A basic principle of climbing/bouldering is to use your own strength on top of the climbing techniques to get yourself up the wall efficiently. It takes experience to feel secure in different positions and footwork. The following series of articles will show you different skills and techniques that will help you to climb more efficiently.
The first article details the basic principles, which will reduce your physical effort as well as your risk of injury while climbing. Whether or not you can use a particular technique depends entirely on the route and situation; not all techniques can be employed on all routes. But after a few hours of practice, everyone will find their own unique style of climbing and begin to understand how the techniques should be used.
The following skills will be helpful:
- Climbing with straight arms
- Paying attention to the direction of the pull
- Distributing the load on both hands
- Perpendicular climbing
- Optimal gripping technique
- Not re-adjusting your grip
- Using a gentle grip
Climbing with straight arms
A general mistake is pulling yourself up with your arms rather than using your leg muscles, which are much stronger. Your hands should just help keep you from falling off the wall; the upwards motion should come from your legs and hips. In order for this technique to work properly, it’s important to twist your hips toward the wall and have three points of contact at all times.
Twisting refers to moving from the hips – you twist your hips so that the hip on the side of the arm that is reaching further is closest to the wall. This makes it easier to use your legs and torso to propel yourself while climbing. And this is all easier to do when you have three points of contact with the wall. It can also help to press your foot against the wall in such a way that it can rotate more easily.
PS: A lot of people have the habit of looking at upcoming handholds only, even though it’s also incredibly important to look down at the footholds so that you know where they are as well.
Paying attention to the direction of the pull
To put pressure on the holds in the direction you want to pull – to the right, for example – you should position yourself to the left of the holds. That’s because gripping a hold correctly doesn’t always mean using all your strength, but rather positioning your body ideally in the direction of the pull and shifting your weight to the footholds.
By twisting your hips to the left using the muscles in your torso and right leg, you shift your weight to your left foot. This takes the stress off your left hand, allowing you to reach up with your arm extended. As soon as the handhold is within reach, you should look down toward your leg in order to position your feet properly for the new position and next move.
The arrows in the pictures show the direction and intensity of the force that the climber is applying to the wall.

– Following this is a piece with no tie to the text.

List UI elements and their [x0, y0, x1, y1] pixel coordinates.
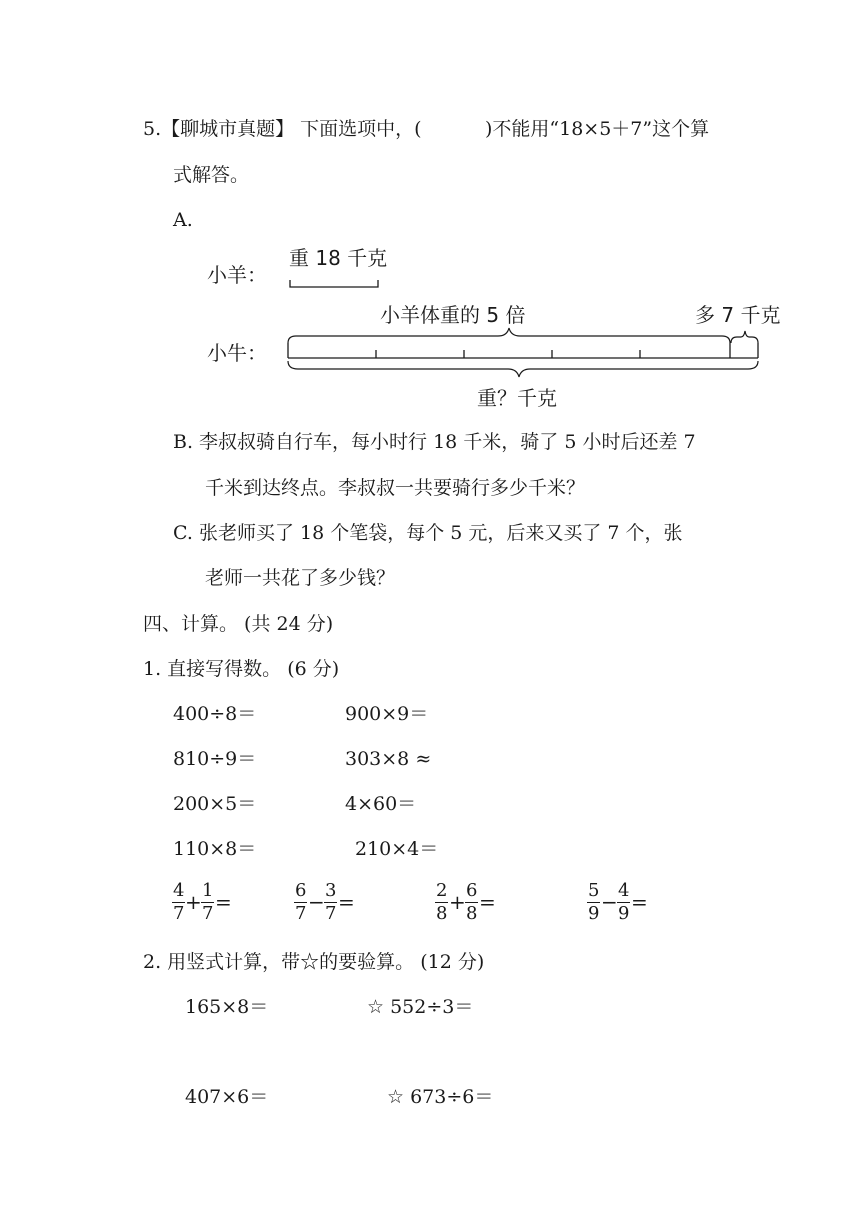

Distributing the load on both hands
You should try to move to the next handhold in as quick a motion as possible. The longer both hands are gripping a handhold, the longer the load is shared between the two hands.

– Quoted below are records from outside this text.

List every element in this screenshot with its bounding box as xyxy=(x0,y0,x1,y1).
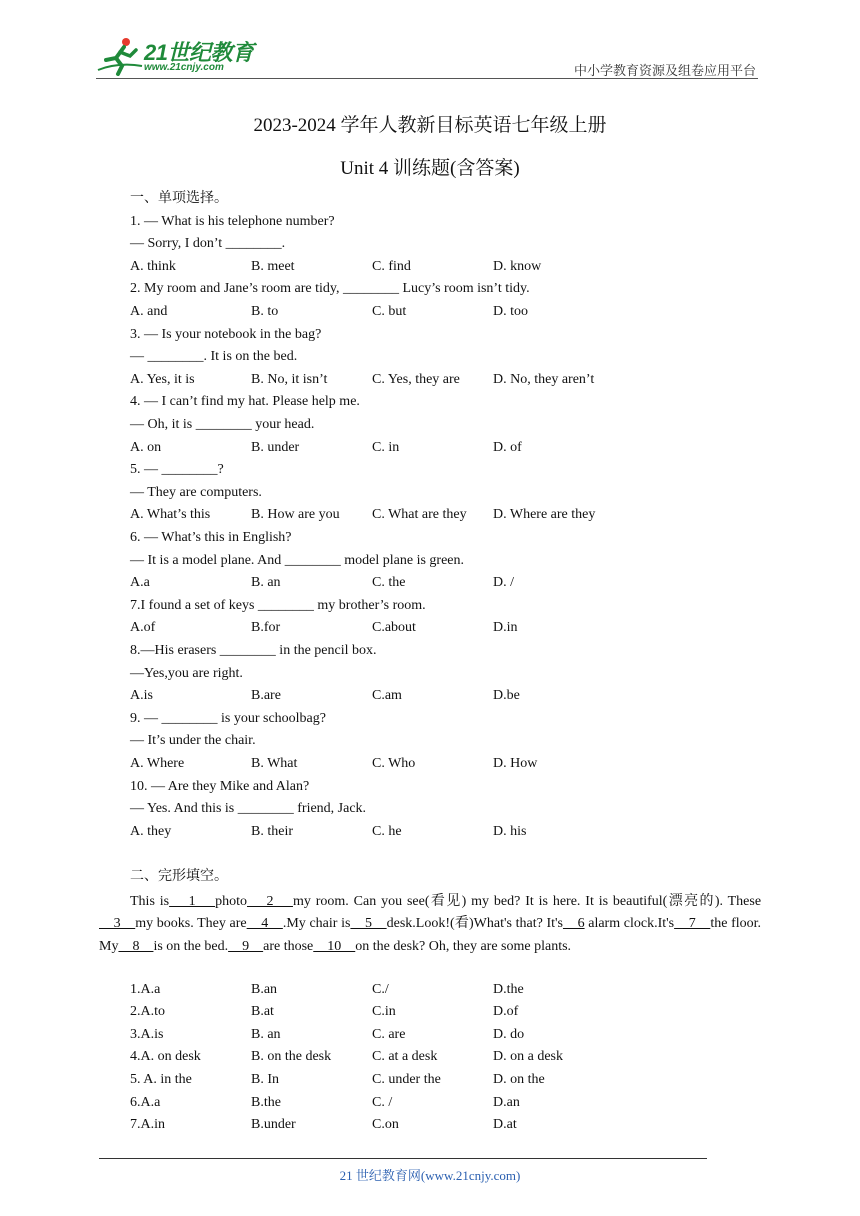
question-5-line: 5. — ________? xyxy=(130,462,224,478)
option-b: B. an xyxy=(251,1026,281,1042)
option-b: B. an xyxy=(251,575,281,591)
logo-url: www.21cnjy.com xyxy=(144,62,224,73)
runner-logo-icon xyxy=(96,36,146,76)
question-1-line: — Sorry, I don’t ________. xyxy=(130,236,286,252)
passage-text: photo xyxy=(215,893,247,909)
option-c: C. Yes, they are xyxy=(372,371,460,387)
cloze-blank: 10 xyxy=(313,938,356,954)
cloze-1-options xyxy=(130,981,770,999)
option-c: C.about xyxy=(372,620,416,636)
option-b: B.at xyxy=(251,1004,274,1020)
option-c: C. he xyxy=(372,823,402,839)
option-b: B.for xyxy=(251,620,281,636)
option-b: B. to xyxy=(251,304,279,319)
question-7-options xyxy=(130,619,770,637)
option-d: D. of xyxy=(493,439,522,455)
question-6-line: 6. — What’s this in English? xyxy=(130,530,292,545)
option-a: A. they xyxy=(130,823,172,839)
cloze-2-options xyxy=(130,1003,770,1021)
option-d: D. too xyxy=(493,304,528,319)
option-b: B. No, it isn’t xyxy=(251,371,328,387)
option-c: C./ xyxy=(372,981,389,997)
cloze-blank: 5 xyxy=(350,916,387,932)
question-3-line: 3. — Is your notebook in the bag? xyxy=(130,326,322,342)
option-d: D. on the xyxy=(493,1072,545,1087)
option-d: D.an xyxy=(493,1094,520,1110)
cloze-blank: 1 xyxy=(169,893,216,909)
option-c: C. Who xyxy=(372,756,416,771)
option-b: B.are xyxy=(251,688,281,704)
option-d: D. know xyxy=(493,258,542,274)
option-a: 7.A.in xyxy=(130,1117,165,1133)
option-d: D.in xyxy=(493,620,518,636)
passage-text: are those xyxy=(263,938,314,954)
option-c: C. the xyxy=(372,575,406,591)
option-c: C. under the xyxy=(372,1072,441,1087)
option-a: A. What’s this xyxy=(130,507,211,523)
doc-title-line2: Unit 4 训练题(含答案) xyxy=(340,158,520,179)
option-d: D. his xyxy=(493,823,527,839)
footer-text: 21 世纪教育网(www.21cnjy.com) xyxy=(339,1168,521,1183)
question-9-options xyxy=(130,755,770,773)
cloze-blank: 7 xyxy=(674,916,711,932)
option-d: D.the xyxy=(493,981,524,997)
passage-text: .My chair is xyxy=(282,916,351,932)
question-4-line: — Oh, it is ________ your head. xyxy=(130,417,315,432)
question-1-options xyxy=(130,258,770,276)
passage-text: alarm clock.It's xyxy=(584,916,675,932)
question-8-options xyxy=(130,687,770,705)
option-c: C. but xyxy=(372,304,407,319)
option-c: C. are xyxy=(372,1026,406,1042)
option-d: D. do xyxy=(493,1026,525,1042)
option-a: A.of xyxy=(130,620,156,636)
cloze-blank: 9 xyxy=(228,938,264,954)
option-b: B. on the desk xyxy=(251,1049,332,1065)
question-5-line: — They are computers. xyxy=(130,484,262,500)
option-a: 1.A.a xyxy=(130,981,161,997)
option-c: C.on xyxy=(372,1117,399,1133)
section2-heading: 二、完形填空。 xyxy=(130,869,228,884)
doc-title-line1: 2023-2024 学年人教新目标英语七年级上册 xyxy=(253,115,607,136)
cloze-passage xyxy=(99,891,761,959)
cloze-blank: 2 xyxy=(246,893,293,909)
option-a: 2.A.to xyxy=(130,1004,165,1020)
question-4-options xyxy=(130,439,770,457)
page-header xyxy=(96,28,758,80)
option-a: A. on xyxy=(130,439,162,455)
option-d: D. No, they aren’t xyxy=(493,371,595,387)
passage-text: is on the bed. xyxy=(153,938,229,954)
option-a: A. think xyxy=(130,258,176,274)
logo-text: 21世纪教育 xyxy=(144,40,254,65)
question-5-options xyxy=(130,506,770,524)
option-d: D. How xyxy=(493,756,538,771)
option-a: A. Where xyxy=(130,756,185,771)
passage-text: my books. They are xyxy=(135,916,247,932)
question-1-line: 1. — What is his telephone number? xyxy=(130,213,335,229)
question-7-line: 7.I found a set of keys ________ my brother’s room. xyxy=(130,597,426,613)
option-d: D. / xyxy=(493,575,514,591)
option-c: C. What are they xyxy=(372,507,467,523)
cloze-blank: 3 xyxy=(99,916,136,932)
question-9-line: 9. — ________ is your schoolbag? xyxy=(130,710,326,726)
option-b: B. meet xyxy=(251,258,295,274)
question-9-line: — It’s under the chair. xyxy=(130,733,256,749)
header-divider xyxy=(96,78,758,79)
section1-heading: 一、单项选择。 xyxy=(130,191,228,206)
option-d: D.be xyxy=(493,688,520,704)
header-platform-text: 中小学教育资源及组卷应用平台 xyxy=(573,63,756,78)
option-c: C. in xyxy=(372,439,400,455)
option-b: B. In xyxy=(251,1072,279,1087)
cloze-6-options xyxy=(130,1094,770,1112)
option-b: B.an xyxy=(251,981,278,997)
passage-text: This is xyxy=(130,893,170,909)
cloze-4-options xyxy=(130,1048,770,1066)
option-a: 3.A.is xyxy=(130,1026,164,1042)
cloze-blank: 6 xyxy=(562,916,585,932)
option-b: B. How are you xyxy=(251,507,340,523)
option-b: B.the xyxy=(251,1094,281,1110)
question-6-options xyxy=(130,574,770,592)
question-3-options xyxy=(130,371,770,389)
option-c: C. find xyxy=(372,258,411,274)
option-a: 5. A. in the xyxy=(130,1072,192,1087)
option-a: 6.A.a xyxy=(130,1094,161,1110)
option-b: B.under xyxy=(251,1117,296,1133)
option-a: A.a xyxy=(130,575,150,591)
question-10-line: 10. — Are they Mike and Alan? xyxy=(130,778,310,794)
option-a: A.is xyxy=(130,688,153,704)
passage-text: on the desk? Oh, they are some plants. xyxy=(355,938,572,954)
question-4-line: 4. — I can’t find my hat. Please help me. xyxy=(130,394,360,410)
question-3-line: — ________. It is on the bed. xyxy=(130,349,298,365)
option-c: C. / xyxy=(372,1094,393,1110)
passage-text: desk.Look!(看)What's that? It's xyxy=(386,916,563,932)
question-10-options xyxy=(130,823,770,841)
option-c: C.in xyxy=(372,1004,396,1020)
footer-divider xyxy=(99,1158,707,1159)
option-b: B. What xyxy=(251,756,298,771)
cloze-3-options xyxy=(130,1026,770,1044)
option-b: B. under xyxy=(251,439,300,455)
question-10-line: — Yes. And this is ________ friend, Jack. xyxy=(130,801,367,817)
option-b: B. their xyxy=(251,823,293,839)
logo xyxy=(96,34,266,78)
question-6-line: — It is a model plane. And ________ model plane is green. xyxy=(130,552,464,568)
passage-text: the floor. My xyxy=(99,916,762,954)
option-c: C.am xyxy=(372,688,402,704)
question-2-line: 2. My room and Jane’s room are tidy, ________ Lucy’s room isn’t tidy. xyxy=(130,281,530,297)
option-d: D.at xyxy=(493,1117,517,1133)
option-d: D. on a desk xyxy=(493,1049,563,1065)
passage-text: my room. Can you see(看见) my bed? It is here. It is beautiful(漂亮的). These xyxy=(292,893,762,909)
question-8-line: —Yes,you are right. xyxy=(130,665,243,681)
option-c: C. at a desk xyxy=(372,1049,438,1065)
option-a: A. and xyxy=(130,304,168,319)
option-d: D. Where are they xyxy=(493,507,596,523)
cloze-5-options xyxy=(130,1071,770,1089)
question-2-options xyxy=(130,303,770,321)
option-a: A. Yes, it is xyxy=(130,371,195,387)
option-a: 4.A. on desk xyxy=(130,1049,201,1065)
question-8-line: 8.—His erasers ________ in the pencil box. xyxy=(130,643,377,658)
option-d: D.of xyxy=(493,1004,519,1020)
cloze-blank: 8 xyxy=(118,938,154,954)
cloze-blank: 4 xyxy=(246,916,283,932)
cloze-7-options xyxy=(130,1116,770,1134)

In the next images, you can see that the climber’s right hand stays on the handhold until the position of his body allows him to grip the next hold at the best possible angle. The movement comes exclusively from the legs and the hips; the hands are only used to keep the climber from falling off the wall.
Efficiency of motion
You can also see in these images that properly positioning the hips takes the load off the right hand. The climber in the picture shifts his centre of gravity under the left hold and onto the left foot, taking the load off his right hand and allowing him to reach up with it.
Your centre of gravity should be directly above a foothold or somewhere around the middle between two footholds, so perpendicular. This transfers the load primarily to your legs. In this situation, you should always make sure that you have a good body position before reaching for the next hold.

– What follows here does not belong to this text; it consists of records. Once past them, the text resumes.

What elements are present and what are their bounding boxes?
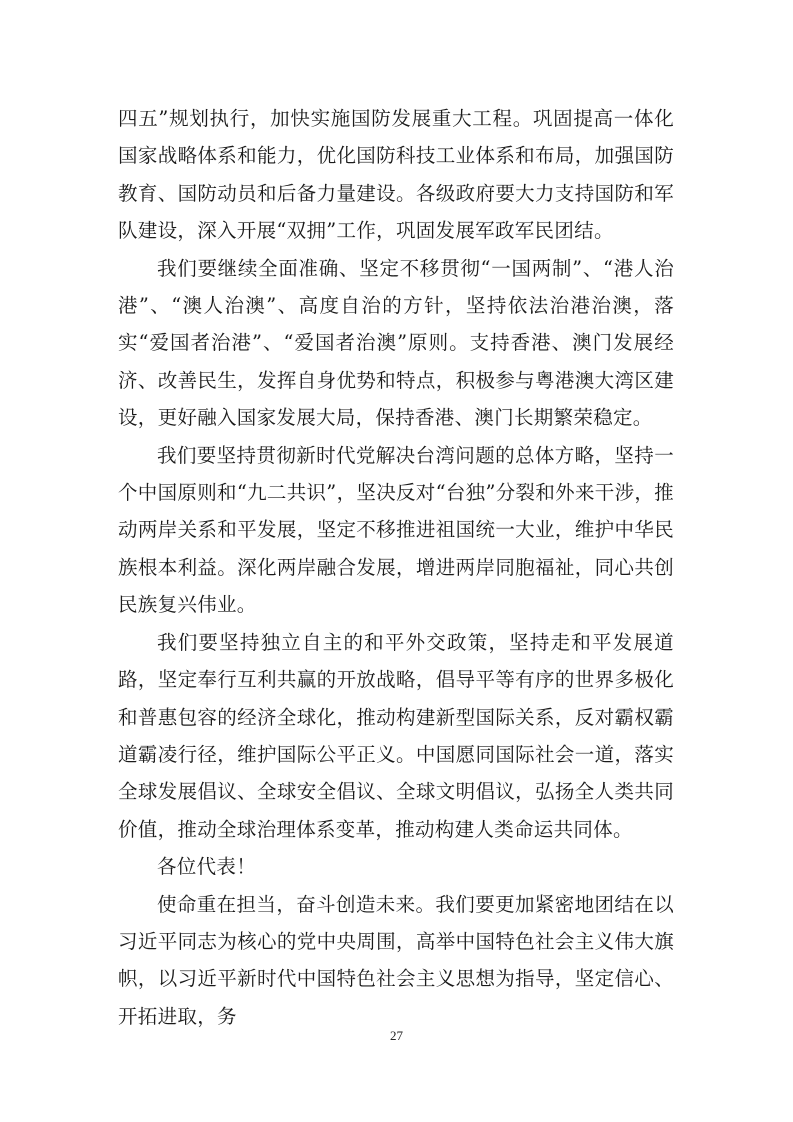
page-number: 27 (390, 1028, 403, 1043)
paragraph-hong-kong-macao: 我们要继续全面准确、坚定不移贯彻“一国两制”、“港人治港”、“澳人治澳”、高度自治的方针，坚持依法治港治澳，落实“爱国者治港”、“爱国者治澳”原则。支持香港、澳门发展经济、改善民生，发挥自身优势和特点，积极参与粤港澳大湾区建设，更好融入国家发展大局，保持香港、澳门长期繁荣稳定。 (118, 256, 674, 430)
paragraph-mission: 使命重在担当，奋斗创造未来。我们要更加紧密地团结在以习近平同志为核心的党中央周围，高举中国特色社会主义伟大旗帜，以习近平新时代中国特色社会主义思想为指导，坚定信心、开拓进取，务 (118, 892, 674, 1028)
paragraph-salutation: 各位代表！ (157, 855, 257, 879)
body-text (118, 100, 674, 1035)
paragraph-taiwan: 我们要坚持贯彻新时代党解决台湾问题的总体方略，坚持一个中国原则和“九二共识”，坚决反对“台独”分裂和外来干涉，推动两岸关系和平发展，坚定不移推进祖国统一大业，维护中华民族根本利益。深化两岸融合发展，增进两岸同胞福祉，同心共创民族复兴伟业。 (118, 443, 674, 617)
paragraph-national-defense: 四五”规划执行，加快实施国防发展重大工程。巩固提高一体化国家战略体系和能力，优化国防科技工业体系和布局，加强国防教育、国防动员和后备力量建设。各级政府要大力支持国防和军队建设，深入开展“双拥”工作，巩固发展军政军民团结。 (118, 107, 674, 243)
paragraph-foreign-policy: 我们要坚持独立自主的和平外交政策，坚持走和平发展道路，坚定奉行互利共赢的开放战略，倡导平等有序的世界多极化和普惠包容的经济全球化，推动构建新型国际关系，反对霸权霸道霸凌行径，维护国际公平正义。中国愿同国际社会一道，落实全球发展倡议、全球安全倡议、全球文明倡议，弘扬全人类共同价值，推动全球治理体系变革，推动构建人类命运共同体。 (118, 630, 674, 841)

Another important factor is gripping holds gently to save your strength. People often tend to squeeze the grip more firmly than is actually necessary, which is why you should make a conscious effort to grip with as little physical effort as possible. Paying attention to the direction of the pull and focussing on your centre of gravity will allow you to grip a handhold with less force. Your body must be positioned so that your legs bear the majority of the weight. If you make an effort to grip more gently, you’ll save strength for the more difficult moves, which can sometimes require brute force.
Know your handholds
If you don’t have experience with a particular type of handhold, you might not know the best way to grip it. But the “grippiness” of a hold depends primarily on the optimal gripping technique. You can only take full advantage of your hand strength if you use as many fingers and finger joints as possible. The fingers should be placed as closely together as possible.
In the next article in this series, I will describe the most common types of holds and what you can look out for.
Especially when climbing easier routes, try to get your grip perfect on the first try and avoid re-adjusting. This saves you time, energy and allows you to concentrate on your upcoming moves. Ideally, you should plan your route up the wall in advance. This takes a bit of practice and will be rather frustrating at first, but the mistakes you make in the beginning will help you improve quickly.